Among other initiatives, the Affordable Care Act seeks to expand Medicaid eligibility in each state for an additional 12 million individuals, and the federal government would pay states to cover the majority of those costs.
Since Feb. 4, 2013, the governors of Arkansas, Florida, New Jersey and Ohio have announced that they will allow the federal government to pay for Medicaid expansion in those states. The four states were among the 26 that initially said they would reject federal funds for Medicaid, because their governors don’t want to increase the federal budget.
Opposition still exists, of course. Republican state legislators in Florida say they will try to block Republican Gov. Rick Scott’s support of Medicaid expansion. In Nebraska, Republican Gov. Dave Heineman announced Feb. 27, 2013, that his state will continue to oppose federally funded Medicaid expansion. Two other states that initially opposed Medicaid expansion—Tennessee and Utah—are reviewing the issue and likely will make a final decision later in March 2013.
As of March 5, 2013, 27 states signaled that they support the use of federal dollars to expand Medicaid, according to Henry J. Kaiser Family Foundation, which is a health-policy-analysis organization that compiles a database of Medicaid expansion in each state. Seventeen states are listed as opposing expansion, while seven states are listed as undecided on the issue. To determine the status of your state, click here.

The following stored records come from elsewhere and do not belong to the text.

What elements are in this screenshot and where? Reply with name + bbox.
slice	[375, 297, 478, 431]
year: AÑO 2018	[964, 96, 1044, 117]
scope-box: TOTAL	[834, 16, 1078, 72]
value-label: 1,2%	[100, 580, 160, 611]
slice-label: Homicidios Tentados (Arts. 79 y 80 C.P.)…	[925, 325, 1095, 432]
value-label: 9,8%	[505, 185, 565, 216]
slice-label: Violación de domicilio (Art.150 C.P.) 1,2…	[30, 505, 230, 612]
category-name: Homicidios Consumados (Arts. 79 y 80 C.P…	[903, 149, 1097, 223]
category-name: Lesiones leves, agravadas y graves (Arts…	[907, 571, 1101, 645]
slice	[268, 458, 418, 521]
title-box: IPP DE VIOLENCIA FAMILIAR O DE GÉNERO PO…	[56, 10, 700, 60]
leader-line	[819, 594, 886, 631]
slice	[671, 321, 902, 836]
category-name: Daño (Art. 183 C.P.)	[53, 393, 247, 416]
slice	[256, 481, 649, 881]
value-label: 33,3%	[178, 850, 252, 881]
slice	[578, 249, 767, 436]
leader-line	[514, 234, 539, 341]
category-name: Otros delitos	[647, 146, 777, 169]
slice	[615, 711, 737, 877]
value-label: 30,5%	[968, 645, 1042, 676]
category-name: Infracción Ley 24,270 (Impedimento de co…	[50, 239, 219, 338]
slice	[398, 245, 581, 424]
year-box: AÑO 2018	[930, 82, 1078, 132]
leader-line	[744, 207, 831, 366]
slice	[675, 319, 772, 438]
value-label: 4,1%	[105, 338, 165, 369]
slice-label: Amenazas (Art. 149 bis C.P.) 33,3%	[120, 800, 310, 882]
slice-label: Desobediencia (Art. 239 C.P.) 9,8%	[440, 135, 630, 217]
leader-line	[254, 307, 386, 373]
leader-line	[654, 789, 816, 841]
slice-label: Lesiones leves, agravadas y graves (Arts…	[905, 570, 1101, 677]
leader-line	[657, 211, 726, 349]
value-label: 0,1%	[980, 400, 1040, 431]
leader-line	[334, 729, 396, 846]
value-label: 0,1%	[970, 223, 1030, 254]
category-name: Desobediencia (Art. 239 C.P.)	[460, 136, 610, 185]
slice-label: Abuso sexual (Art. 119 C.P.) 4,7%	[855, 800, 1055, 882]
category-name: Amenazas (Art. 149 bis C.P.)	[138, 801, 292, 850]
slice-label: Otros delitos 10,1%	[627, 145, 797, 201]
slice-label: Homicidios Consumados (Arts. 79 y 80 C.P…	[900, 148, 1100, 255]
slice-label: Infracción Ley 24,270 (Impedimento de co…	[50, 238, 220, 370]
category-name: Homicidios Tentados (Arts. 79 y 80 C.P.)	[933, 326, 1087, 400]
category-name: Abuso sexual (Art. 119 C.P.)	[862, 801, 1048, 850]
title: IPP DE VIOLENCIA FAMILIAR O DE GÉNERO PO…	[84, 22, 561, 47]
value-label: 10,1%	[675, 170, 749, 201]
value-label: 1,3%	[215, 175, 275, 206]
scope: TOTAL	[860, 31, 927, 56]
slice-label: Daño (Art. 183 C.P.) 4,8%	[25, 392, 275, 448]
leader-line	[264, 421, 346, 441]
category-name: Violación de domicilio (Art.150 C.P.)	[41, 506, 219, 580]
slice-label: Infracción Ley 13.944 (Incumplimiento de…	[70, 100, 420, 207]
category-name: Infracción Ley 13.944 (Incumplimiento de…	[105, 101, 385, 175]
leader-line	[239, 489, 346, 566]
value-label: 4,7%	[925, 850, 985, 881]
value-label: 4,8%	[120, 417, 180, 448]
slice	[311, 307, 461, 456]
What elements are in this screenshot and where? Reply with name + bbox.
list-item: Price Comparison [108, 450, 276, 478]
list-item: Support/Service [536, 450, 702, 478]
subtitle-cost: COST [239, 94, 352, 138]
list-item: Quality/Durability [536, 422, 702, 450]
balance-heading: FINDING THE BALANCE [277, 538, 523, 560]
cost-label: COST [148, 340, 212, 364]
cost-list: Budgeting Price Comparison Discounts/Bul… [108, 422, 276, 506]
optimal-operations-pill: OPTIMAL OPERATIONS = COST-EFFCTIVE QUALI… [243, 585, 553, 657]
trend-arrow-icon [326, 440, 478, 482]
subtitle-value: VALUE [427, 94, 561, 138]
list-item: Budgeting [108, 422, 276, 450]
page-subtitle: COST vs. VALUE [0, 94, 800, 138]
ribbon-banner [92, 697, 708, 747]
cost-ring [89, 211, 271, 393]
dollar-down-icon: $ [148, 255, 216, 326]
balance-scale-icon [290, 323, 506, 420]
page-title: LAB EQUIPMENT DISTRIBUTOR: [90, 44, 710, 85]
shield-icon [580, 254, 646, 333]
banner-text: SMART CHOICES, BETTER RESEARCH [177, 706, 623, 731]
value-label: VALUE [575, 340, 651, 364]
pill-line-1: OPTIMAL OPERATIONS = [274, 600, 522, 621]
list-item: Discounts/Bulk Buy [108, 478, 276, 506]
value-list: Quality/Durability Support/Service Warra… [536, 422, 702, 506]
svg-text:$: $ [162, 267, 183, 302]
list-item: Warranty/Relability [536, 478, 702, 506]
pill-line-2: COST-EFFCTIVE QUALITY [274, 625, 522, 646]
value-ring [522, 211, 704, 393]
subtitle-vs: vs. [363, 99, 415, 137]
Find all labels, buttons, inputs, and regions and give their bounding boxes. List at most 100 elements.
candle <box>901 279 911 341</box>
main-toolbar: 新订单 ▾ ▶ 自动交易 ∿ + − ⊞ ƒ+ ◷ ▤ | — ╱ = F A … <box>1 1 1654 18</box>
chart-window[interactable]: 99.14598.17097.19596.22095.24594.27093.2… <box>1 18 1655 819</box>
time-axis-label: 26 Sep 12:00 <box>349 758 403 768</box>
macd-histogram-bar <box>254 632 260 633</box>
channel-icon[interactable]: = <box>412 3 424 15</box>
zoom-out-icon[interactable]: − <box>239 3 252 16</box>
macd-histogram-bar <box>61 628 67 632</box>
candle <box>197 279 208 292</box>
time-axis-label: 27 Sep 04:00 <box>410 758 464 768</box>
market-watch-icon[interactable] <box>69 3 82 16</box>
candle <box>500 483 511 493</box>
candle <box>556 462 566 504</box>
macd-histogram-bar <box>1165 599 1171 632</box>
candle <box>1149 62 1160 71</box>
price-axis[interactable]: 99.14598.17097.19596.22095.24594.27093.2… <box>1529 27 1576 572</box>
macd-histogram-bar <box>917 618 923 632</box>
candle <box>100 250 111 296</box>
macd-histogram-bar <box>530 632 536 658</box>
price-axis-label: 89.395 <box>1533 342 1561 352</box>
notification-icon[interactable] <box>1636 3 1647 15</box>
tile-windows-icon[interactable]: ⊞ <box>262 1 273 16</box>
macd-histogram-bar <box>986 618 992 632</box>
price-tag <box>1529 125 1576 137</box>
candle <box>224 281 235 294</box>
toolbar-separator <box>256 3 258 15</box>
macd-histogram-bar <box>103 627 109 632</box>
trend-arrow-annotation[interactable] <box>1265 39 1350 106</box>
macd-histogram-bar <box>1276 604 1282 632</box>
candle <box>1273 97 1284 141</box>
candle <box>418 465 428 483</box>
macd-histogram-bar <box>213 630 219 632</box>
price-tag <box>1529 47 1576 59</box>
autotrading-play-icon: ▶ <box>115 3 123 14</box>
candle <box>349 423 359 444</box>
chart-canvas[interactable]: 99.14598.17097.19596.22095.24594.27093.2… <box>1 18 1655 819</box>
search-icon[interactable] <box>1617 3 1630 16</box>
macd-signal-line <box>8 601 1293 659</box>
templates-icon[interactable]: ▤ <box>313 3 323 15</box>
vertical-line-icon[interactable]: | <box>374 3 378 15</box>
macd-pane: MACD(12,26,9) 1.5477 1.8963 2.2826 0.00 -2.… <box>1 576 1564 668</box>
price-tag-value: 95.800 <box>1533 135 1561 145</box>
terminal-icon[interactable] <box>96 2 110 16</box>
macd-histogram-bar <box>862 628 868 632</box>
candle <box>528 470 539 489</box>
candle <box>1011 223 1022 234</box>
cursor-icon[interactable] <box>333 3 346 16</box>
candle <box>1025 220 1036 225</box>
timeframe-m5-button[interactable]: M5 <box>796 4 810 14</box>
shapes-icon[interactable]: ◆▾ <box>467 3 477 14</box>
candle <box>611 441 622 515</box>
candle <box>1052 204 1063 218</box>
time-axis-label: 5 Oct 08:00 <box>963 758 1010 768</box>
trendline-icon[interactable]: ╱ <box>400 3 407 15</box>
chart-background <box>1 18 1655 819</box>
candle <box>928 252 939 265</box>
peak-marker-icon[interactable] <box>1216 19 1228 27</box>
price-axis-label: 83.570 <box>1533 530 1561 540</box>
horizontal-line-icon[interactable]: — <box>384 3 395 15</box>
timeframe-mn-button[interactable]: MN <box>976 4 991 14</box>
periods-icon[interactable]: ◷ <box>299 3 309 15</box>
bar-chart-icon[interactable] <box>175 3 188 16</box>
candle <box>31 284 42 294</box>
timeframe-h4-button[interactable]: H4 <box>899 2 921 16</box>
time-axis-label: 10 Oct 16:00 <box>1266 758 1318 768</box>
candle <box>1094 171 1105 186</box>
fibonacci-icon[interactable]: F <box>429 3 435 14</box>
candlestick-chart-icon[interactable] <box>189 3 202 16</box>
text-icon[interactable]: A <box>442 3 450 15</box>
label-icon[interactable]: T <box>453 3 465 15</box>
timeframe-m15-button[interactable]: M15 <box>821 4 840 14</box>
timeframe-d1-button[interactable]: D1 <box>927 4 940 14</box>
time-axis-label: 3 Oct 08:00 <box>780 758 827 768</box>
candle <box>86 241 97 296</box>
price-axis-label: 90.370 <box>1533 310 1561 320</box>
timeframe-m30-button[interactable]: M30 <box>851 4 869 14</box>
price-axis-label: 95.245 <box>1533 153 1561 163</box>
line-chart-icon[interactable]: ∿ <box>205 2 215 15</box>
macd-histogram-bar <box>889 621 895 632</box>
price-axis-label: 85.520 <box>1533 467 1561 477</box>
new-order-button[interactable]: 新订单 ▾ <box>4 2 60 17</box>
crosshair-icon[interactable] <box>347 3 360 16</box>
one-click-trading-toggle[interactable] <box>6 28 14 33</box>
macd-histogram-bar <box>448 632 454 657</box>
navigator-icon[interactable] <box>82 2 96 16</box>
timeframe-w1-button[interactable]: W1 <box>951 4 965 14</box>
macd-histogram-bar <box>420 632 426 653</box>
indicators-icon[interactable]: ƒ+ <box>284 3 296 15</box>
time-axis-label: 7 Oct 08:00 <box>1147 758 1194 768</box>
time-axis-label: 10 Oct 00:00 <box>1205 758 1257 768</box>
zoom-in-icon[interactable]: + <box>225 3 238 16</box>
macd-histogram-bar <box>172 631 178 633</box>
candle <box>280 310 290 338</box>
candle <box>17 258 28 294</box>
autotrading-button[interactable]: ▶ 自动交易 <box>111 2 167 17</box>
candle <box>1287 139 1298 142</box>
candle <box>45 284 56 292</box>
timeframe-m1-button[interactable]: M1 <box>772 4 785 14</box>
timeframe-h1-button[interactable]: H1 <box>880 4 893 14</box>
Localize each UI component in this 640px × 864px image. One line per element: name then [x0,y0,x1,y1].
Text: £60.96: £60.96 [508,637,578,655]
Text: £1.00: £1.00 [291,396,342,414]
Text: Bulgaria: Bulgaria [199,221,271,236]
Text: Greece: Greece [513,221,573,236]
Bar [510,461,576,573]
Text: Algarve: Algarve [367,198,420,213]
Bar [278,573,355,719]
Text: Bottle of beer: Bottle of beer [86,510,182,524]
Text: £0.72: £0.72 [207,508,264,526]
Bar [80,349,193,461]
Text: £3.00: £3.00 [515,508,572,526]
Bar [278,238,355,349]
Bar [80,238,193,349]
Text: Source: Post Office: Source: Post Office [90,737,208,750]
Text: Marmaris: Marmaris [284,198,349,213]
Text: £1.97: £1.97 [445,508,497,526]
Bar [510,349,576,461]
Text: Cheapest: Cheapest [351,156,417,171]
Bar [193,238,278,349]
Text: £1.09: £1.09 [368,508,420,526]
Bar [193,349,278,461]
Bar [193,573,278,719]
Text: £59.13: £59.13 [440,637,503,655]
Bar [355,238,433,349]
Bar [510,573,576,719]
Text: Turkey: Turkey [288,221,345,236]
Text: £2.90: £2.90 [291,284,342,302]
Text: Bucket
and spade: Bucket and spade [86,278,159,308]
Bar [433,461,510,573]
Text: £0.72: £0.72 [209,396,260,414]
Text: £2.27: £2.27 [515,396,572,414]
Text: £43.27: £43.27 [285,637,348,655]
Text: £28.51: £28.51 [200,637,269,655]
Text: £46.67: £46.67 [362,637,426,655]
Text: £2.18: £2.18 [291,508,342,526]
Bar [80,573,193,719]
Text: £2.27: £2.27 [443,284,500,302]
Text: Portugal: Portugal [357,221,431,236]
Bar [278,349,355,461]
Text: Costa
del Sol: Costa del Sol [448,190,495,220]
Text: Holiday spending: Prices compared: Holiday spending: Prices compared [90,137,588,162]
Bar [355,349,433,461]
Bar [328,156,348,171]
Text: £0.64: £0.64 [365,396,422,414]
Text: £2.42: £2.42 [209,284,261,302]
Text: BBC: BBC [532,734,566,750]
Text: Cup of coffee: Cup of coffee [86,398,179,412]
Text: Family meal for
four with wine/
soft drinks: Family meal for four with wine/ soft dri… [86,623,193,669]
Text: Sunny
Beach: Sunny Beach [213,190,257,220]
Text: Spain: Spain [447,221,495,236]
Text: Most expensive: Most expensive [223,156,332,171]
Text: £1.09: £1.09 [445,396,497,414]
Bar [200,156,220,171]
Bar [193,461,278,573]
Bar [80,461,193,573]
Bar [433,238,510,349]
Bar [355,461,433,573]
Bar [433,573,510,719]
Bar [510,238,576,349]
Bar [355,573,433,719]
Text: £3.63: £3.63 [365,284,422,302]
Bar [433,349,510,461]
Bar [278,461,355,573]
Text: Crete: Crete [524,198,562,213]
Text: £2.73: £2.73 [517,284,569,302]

Even states that most strongly oppose Medicaid expansion are likely to accept it as more states sign on, says Genevieve Kenney of social-policy research group Urban Institute. Kenney says residents in opposition states likely will pressure their state leaders to accept federal funds when they realize that their federal tax dollars pay for Medicaid expansion in other states.
Marks believes that even Texas, where state elected officials staunchly oppose all provisions of the Affordable Care Act, eventually could accept Medicaid expansion for the same reason, which is to say that Texas won’t want other states to benefit from their tax money.
“I am cautiously optimistic that Texas will seize on this opportunity because of the health benefits to the people who would gain coverage,” Marks says.